De plus en plus de randonneurs se lancent dans l’ascension du Mont Blanc, au point de menacer le site. De nouvelles règles sont donc mises en place : le bivouac est désormais interdit en dessous de 2.500 mètres.
Contexte des nouvelles régulations
Nichée au cœur des plus beaux sommets alpins, la réserve naturelle des Contamines-Montjoie, la plus haute de France, est une étape incontournable du très populaire tour du Mont Blanc. Ils sont toujours plus nombreux à emprunter ces sentiers, traversant un environnement encore préservé, mais fragile. Plusieurs fois par semaine, les patrouilles de la réserve naturelle sensibilisent les randonneurs sur le terrain.
Pression touristique grandissante
Selon Mailys Doucet, conservatrice de la réserve, « l’objectif, c’est de laisser le milieu naturel comme on l’a trouvé. » Les randonneurs sont conscients de la pression touristique croissante : « On entend de plus en plus parler de l’essor du tourisme autour du Mont Blanc et on sent bien que ça a un énorme impact sur l’environnement, » admet une promeneuse.
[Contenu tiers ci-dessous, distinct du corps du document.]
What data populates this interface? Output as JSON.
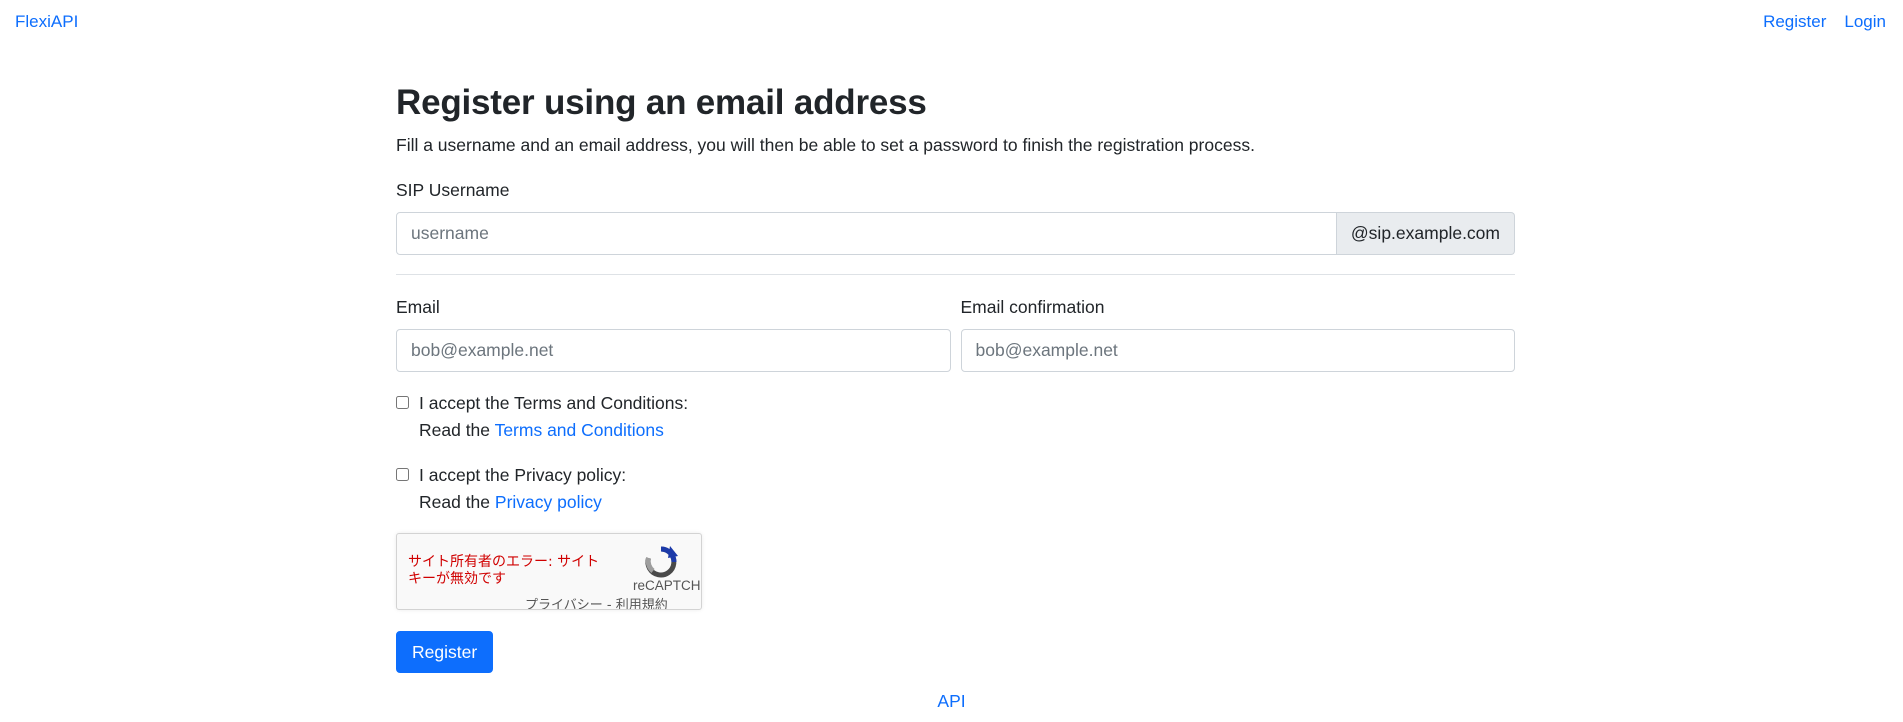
{
  "header": {
    "brand": "FlexiAPI",
    "nav": {
      "register": "Register",
      "login": "Login"
    }
  },
  "main": {
    "title": "Register using an email address",
    "description": "Fill a username and an email address, you will then be able to set a password to finish the registration process.",
    "sip": {
      "label": "SIP Username",
      "placeholder": "username",
      "value": "",
      "domain_suffix": "@sip.example.com"
    },
    "email": {
      "label": "Email",
      "placeholder": "bob@example.net",
      "value": ""
    },
    "email_confirmation": {
      "label": "Email confirmation",
      "placeholder": "bob@example.net",
      "value": ""
    },
    "terms": {
      "checked": false,
      "label": "I accept the Terms and Conditions:",
      "read_prefix": "Read the",
      "link_text": "Terms and Conditions"
    },
    "privacy": {
      "checked": false,
      "label": "I accept the Privacy policy:",
      "read_prefix": "Read the",
      "link_text": "Privacy policy"
    },
    "recaptcha": {
      "error": "サイト所有者のエラー: サイトキーが無効です",
      "brand": "reCAPTCH",
      "privacy_link": "プライバシー",
      "separator": " - ",
      "terms_link": "利用規約",
      "error_color": "#d00000"
    },
    "submit_label": "Register"
  },
  "footer": {
    "api_link": "API"
  },
  "colors": {
    "link": "#0d6efd",
    "primary_button": "#0d6efd",
    "text": "#212529",
    "input_border": "#ced4da",
    "addon_background": "#e9ecef"
  }
}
Une fréquentation explosive
Le nombre de randonneurs dans la réserve a explosé, passant de 40.000 à l’été 2019 à plus de 100.000 l’été dernier en 2025. Cette surfréquentation risque de nuire aux espèces alpines. Mailys Doucet souligne que « il y a très peu d’espace de tranquillité pour la faune et de moins en moins de périodes de tranquillité. »
Interdiction du bivouac sauvage
Pour la première fois cet été, le bivouac sauvage est interdit dans la réserve naturelle afin de préserver l’environnement fragile. Les patrouilles doivent s’assurer que personne n’enfreigne ces nouvelles règles. Deux randonneurs néerlandais, ignorant ces restrictions, sont informés par Mailys : « Ça ne va pas être possible. Le bivouac est strictement interdit ici. »
Sensibilisation à la conservation
Les deux amis, bien que prêts à établir leur camp, ne seront pas sanctionnés car leur tente n’était pas encore installée. « Je comprends qu’il faille réglementer le tour du Mont Blanc, mais c’est dommage, » réagit l’un d’eux. « Il y a beaucoup de campeurs qui respectent la nature. »
Constats alarmants
L’été dernier, la police de l’environnement a constaté quelque 700 infractions et procédé à environ 30 verbalisations. Les dégradations autour des lacs, comme des traces de feu, sont bien visibles. « C’est aussi plein de sites de litières sauvages, » note Mailys. La réserve est désormais marquée par des comportements qui dégradent les milieux naturels.
Mise en place de zones autorisées
Désormais, les campeurs doivent se rendre sur l’une des deux seules aires autorisées, avec réservation obligatoire et un quota de 90 tentes maximum. Cette mesure est plutôt bien acceptée par les randonneurs. « On comprend, parce qu’aujourd’hui, ces espaces naturels sont de plus en plus sollicités, » confie un campeur. Une mère de famille ajoute : « Je trouve ça plutôt pas mal. »
Un avenir incertain pour les sentiers
La mise en place de ces aires permet également de faciliter le nettoyage des déchets laissés par les campeurs. Vanessa Tani, la directrice des services techniques des Contamines-Montjoie, explique : « Des sacs de couchage, des sachets de thé, des papiers… ces déchets étaient auparavant retrouvés partout. » Des réglementations supplémentaires pourraient entrer en vigueur l’été prochain pour préserver encore davantage l’un des plus beaux sentiers de randonnée en Europe.